En dépit d’un nombre important des banques en Tunisie, la situation financière du secteur demeure difficile. Les autorités sont engagées dans des réflexions pour combler les lacunes.
Ezzeddine Saidane, expert financier se dit toujours préoccupé pour l’état délicat du système bancaire, « si on le juge par un seul chiffre, celui des créances classées sur lesquelles on nourrit des doutes quant à leur remboursement et qui s’élève à 19% de l’encours, sachant que les normes mondiales les fixent entre 1 et 3%, ce qui représente 10 milliards de dinars».
Rencontré, lors d’une manifestation organisée, ce mardi 5 mars, autour du thème « Risk Management et Migration vers Bâle II », l’expert précise que ces créances classées ont beaucoup affaibli la position financière des banques tunisiennes.
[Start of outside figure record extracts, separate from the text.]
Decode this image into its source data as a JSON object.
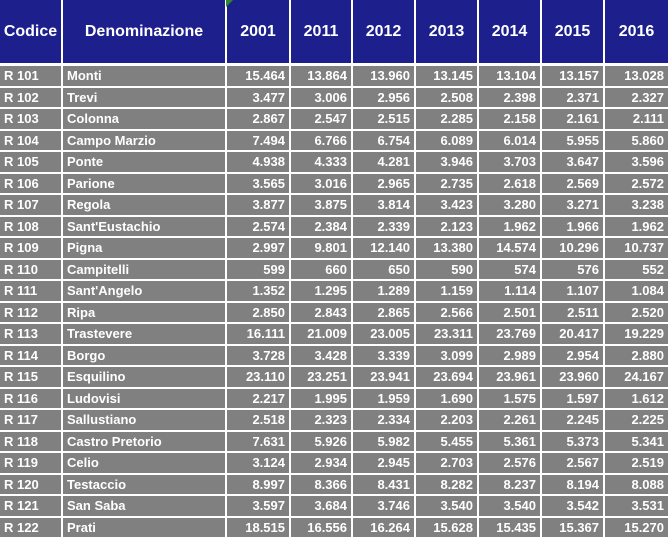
{
  "headers": [
    "Codice",
    "Denominazione",
    "2001",
    "2011",
    "2012",
    "2013",
    "2014",
    "2015",
    "2016"
  ],
  "rows": [
    [
      "R 101",
      "Monti",
      "15.464",
      "13.864",
      "13.960",
      "13.145",
      "13.104",
      "13.157",
      "13.028"
    ],
    [
      "R 102",
      "Trevi",
      "3.477",
      "3.006",
      "2.956",
      "2.508",
      "2.398",
      "2.371",
      "2.327"
    ],
    [
      "R 103",
      "Colonna",
      "2.867",
      "2.547",
      "2.515",
      "2.285",
      "2.158",
      "2.161",
      "2.111"
    ],
    [
      "R 104",
      "Campo Marzio",
      "7.494",
      "6.766",
      "6.754",
      "6.089",
      "6.014",
      "5.955",
      "5.860"
    ],
    [
      "R 105",
      "Ponte",
      "4.938",
      "4.333",
      "4.281",
      "3.946",
      "3.703",
      "3.647",
      "3.596"
    ],
    [
      "R 106",
      "Parione",
      "3.565",
      "3.016",
      "2.965",
      "2.735",
      "2.618",
      "2.569",
      "2.572"
    ],
    [
      "R 107",
      "Regola",
      "3.877",
      "3.875",
      "3.814",
      "3.423",
      "3.280",
      "3.271",
      "3.238"
    ],
    [
      "R 108",
      "Sant'Eustachio",
      "2.574",
      "2.384",
      "2.339",
      "2.123",
      "1.962",
      "1.966",
      "1.962"
    ],
    [
      "R 109",
      "Pigna",
      "2.997",
      "9.801",
      "12.140",
      "13.380",
      "14.574",
      "10.296",
      "10.737"
    ],
    [
      "R 110",
      "Campitelli",
      "599",
      "660",
      "650",
      "590",
      "574",
      "576",
      "552"
    ],
    [
      "R 111",
      "Sant'Angelo",
      "1.352",
      "1.295",
      "1.289",
      "1.159",
      "1.114",
      "1.107",
      "1.084"
    ],
    [
      "R 112",
      "Ripa",
      "2.850",
      "2.843",
      "2.865",
      "2.566",
      "2.501",
      "2.511",
      "2.520"
    ],
    [
      "R 113",
      "Trastevere",
      "16.111",
      "21.009",
      "23.005",
      "23.311",
      "23.769",
      "20.417",
      "19.229"
    ],
    [
      "R 114",
      "Borgo",
      "3.728",
      "3.428",
      "3.339",
      "3.099",
      "2.989",
      "2.954",
      "2.880"
    ],
    [
      "R 115",
      "Esquilino",
      "23.110",
      "23.251",
      "23.941",
      "23.694",
      "23.961",
      "23.960",
      "24.167"
    ],
    [
      "R 116",
      "Ludovisi",
      "2.217",
      "1.995",
      "1.959",
      "1.690",
      "1.575",
      "1.597",
      "1.612"
    ],
    [
      "R 117",
      "Sallustiano",
      "2.518",
      "2.323",
      "2.334",
      "2.203",
      "2.261",
      "2.245",
      "2.225"
    ],
    [
      "R 118",
      "Castro Pretorio",
      "7.631",
      "5.926",
      "5.982",
      "5.455",
      "5.361",
      "5.373",
      "5.341"
    ],
    [
      "R 119",
      "Celio",
      "3.124",
      "2.934",
      "2.945",
      "2.703",
      "2.576",
      "2.567",
      "2.519"
    ],
    [
      "R 120",
      "Testaccio",
      "8.997",
      "8.366",
      "8.431",
      "8.282",
      "8.237",
      "8.194",
      "8.088"
    ],
    [
      "R 121",
      "San Saba",
      "3.597",
      "3.684",
      "3.746",
      "3.540",
      "3.540",
      "3.542",
      "3.531"
    ],
    [
      "R 122",
      "Prati",
      "18.515",
      "16.556",
      "16.264",
      "15.628",
      "15.435",
      "15.367",
      "15.270"
    ]
  ],
  "colors": {
    "header_bg": "#1d1f8c",
    "cell_bg": "#808080",
    "grid": "#ffffff",
    "corner_marker": "#2f8a2f"
  }
}
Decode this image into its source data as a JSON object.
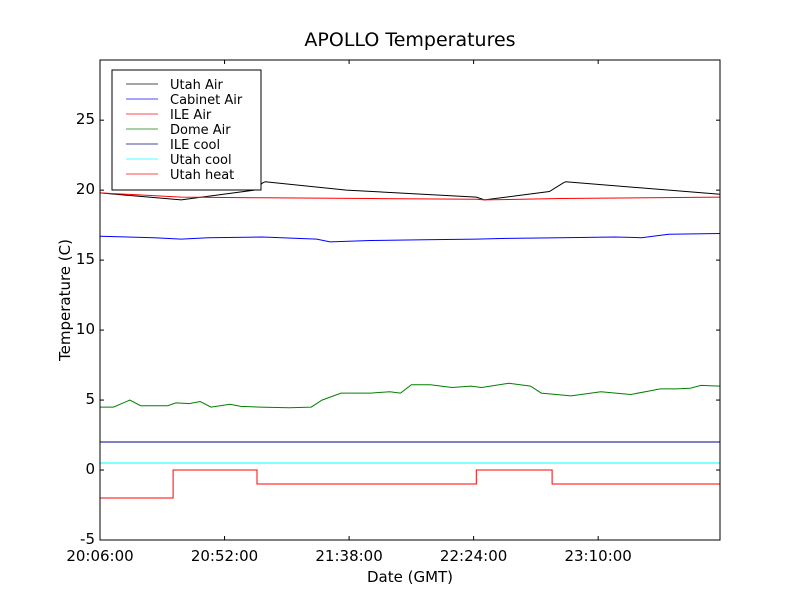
{
  "chart_data": {
    "type": "line",
    "title": "APOLLO Temperatures",
    "xlabel": "Date (GMT)",
    "ylabel": "Temperature (C)",
    "x_units": "minutes after 20:06:00",
    "xlim": [
      0,
      229
    ],
    "ylim": [
      -5,
      29.3
    ],
    "x_ticks": [
      {
        "value": 0,
        "label": "20:06:00"
      },
      {
        "value": 46,
        "label": "20:52:00"
      },
      {
        "value": 92,
        "label": "21:38:00"
      },
      {
        "value": 138,
        "label": "22:24:00"
      },
      {
        "value": 184,
        "label": "23:10:00"
      }
    ],
    "y_ticks": [
      {
        "value": -5,
        "label": "-5"
      },
      {
        "value": 0,
        "label": "0"
      },
      {
        "value": 5,
        "label": "5"
      },
      {
        "value": 10,
        "label": "10"
      },
      {
        "value": 15,
        "label": "15"
      },
      {
        "value": 20,
        "label": "20"
      },
      {
        "value": 25,
        "label": "25"
      }
    ],
    "grid": false,
    "legend_position": "top-left",
    "series": [
      {
        "name": "Utah Air",
        "color": "#000000",
        "x": [
          0,
          30,
          57,
          60,
          61,
          91,
          139,
          142,
          166,
          171,
          172,
          229
        ],
        "y": [
          19.8,
          19.3,
          20.0,
          20.5,
          20.6,
          20.0,
          19.5,
          19.3,
          19.9,
          20.5,
          20.6,
          19.7
        ]
      },
      {
        "name": "Cabinet Air",
        "color": "#0000ff",
        "x": [
          0,
          20,
          30,
          40,
          60,
          80,
          85,
          100,
          120,
          139,
          150,
          170,
          190,
          200,
          210,
          229
        ],
        "y": [
          16.7,
          16.6,
          16.5,
          16.6,
          16.65,
          16.5,
          16.3,
          16.4,
          16.45,
          16.5,
          16.55,
          16.6,
          16.65,
          16.6,
          16.85,
          16.9
        ]
      },
      {
        "name": "ILE Air",
        "color": "#ff0000",
        "x": [
          0,
          30,
          60,
          100,
          139,
          142,
          170,
          229
        ],
        "y": [
          19.8,
          19.5,
          19.45,
          19.4,
          19.35,
          19.3,
          19.4,
          19.5
        ]
      },
      {
        "name": "Dome Air",
        "color": "#008000",
        "x": [
          0,
          5,
          11,
          15,
          25,
          28,
          33,
          37,
          41,
          48,
          52,
          59,
          70,
          78,
          82,
          89,
          93,
          100,
          107,
          111,
          115,
          122,
          130,
          137,
          141,
          151,
          159,
          163,
          174,
          185,
          196,
          207,
          213,
          218,
          222,
          229
        ],
        "y": [
          4.5,
          4.5,
          5.0,
          4.6,
          4.6,
          4.8,
          4.75,
          4.9,
          4.5,
          4.7,
          4.55,
          4.5,
          4.45,
          4.5,
          5.0,
          5.5,
          5.5,
          5.5,
          5.6,
          5.5,
          6.1,
          6.1,
          5.9,
          6.0,
          5.9,
          6.2,
          6.0,
          5.5,
          5.3,
          5.6,
          5.4,
          5.8,
          5.8,
          5.85,
          6.05,
          6.0
        ]
      },
      {
        "name": "ILE cool",
        "color": "#000080",
        "x": [
          0,
          229
        ],
        "y": [
          2.0,
          2.0
        ]
      },
      {
        "name": "Utah cool",
        "color": "#00ffff",
        "x": [
          0,
          229
        ],
        "y": [
          0.5,
          0.5
        ]
      },
      {
        "name": "Utah heat",
        "color": "#ff0000",
        "x": [
          0,
          27,
          27,
          58,
          58,
          139,
          139,
          167,
          167,
          229
        ],
        "y": [
          -2,
          -2,
          0,
          0,
          -1,
          -1,
          0,
          0,
          -1,
          -1
        ]
      }
    ]
  }
}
Autre souci, celui du nombre élevé des banques tunisiennes. D’après Ezzeddine Saidane, on a un secteur bancaire dispersé avec un nombre qui dépasse de très loin les besoins réels de l’économie tunisienne.
« Cependant, on pourrait combler les carences, si un plan de restructuration du système bancaire était mis en place » suggère-t-il avant d’ajouter : « on pourrait aussi regrouper certaines banques pour faire naître un champion du métier bancaire en Tunisie, jugé indispensable non seulement pour accompagner les investisseurs et les entreprises tunisiennes, mais aussi pour pouvoir financer les grands projets ».
Qu’en est-il de la gestion des risques ?
Sur cette question, le conférencier a pointé du doigt le retard mis dans la gestion des risques dans les institutions bancaires tunisiennes. « On est encore loin par rapport à d’autres pays qui adhèrent déjà àBâle II et qui sont en train de penser à Bâle III pour pouvoir tenir compte des changements, mieux évaluer les risques et protéger les banques, alors qu’on est encore au niveau de Bâle I » explique-t-il.
A indiquer, Bâle II est important dans la mesure où il engagera les banques dans une meilleure gestion du risque pour améliorer le processus de gestion du risque.
Les causes sont multiples. On cite la gestion des risques de manière limitée en comparaison avec les autres pays développés. Chose qui pourrait sans doute impacter l’activité des banques qui sont en relation avec d’autres vis-à- vis étrangers. « Si les correspondants étrangers jugent que la gestion des risques est insuffisante, soit ils vont refuser les opérations, soit, ils vont appliquer des tarifs, jugés prohibitifs » soutient-il.
Meilleures pratiques
Pour Ezzeddine Saidane , l’important est de définir les étapes qui pourraient identifier les risques, tout en procédant à des processus test, signalant que « si on ne gère pas les risques, les banques vont perdre sans doute de l’argent et risquent d’être dans la faillite ».
Un rattrapage obligatoire est à faire donc en mettant en place un plan précis.
Saïd Aïdi , ex-ministre de l’Emploi appelle, de son côté, à l’adoption d’un nouveau modèle économique pour relever les défis particulièrement au niveau bancaire compte tenu de son rôle primordial dans la relance économique. D’après lui, le système bancaire qui doit évoluer dans un environnement de plus en plus concurrentiel, n’a pas connu les transformations nécessaires.
Saïd Aïdi déplore l’adaptation de l’offre bancaire et financière. « Si le gouvernement procède à un nouveau modèle économique, il y aura sans doute une évolution de l’offre » ainsi qu’une amélioration du marché tunisien, « si on veut exister et conquérir des nouveaux parts du marché », conclut-il.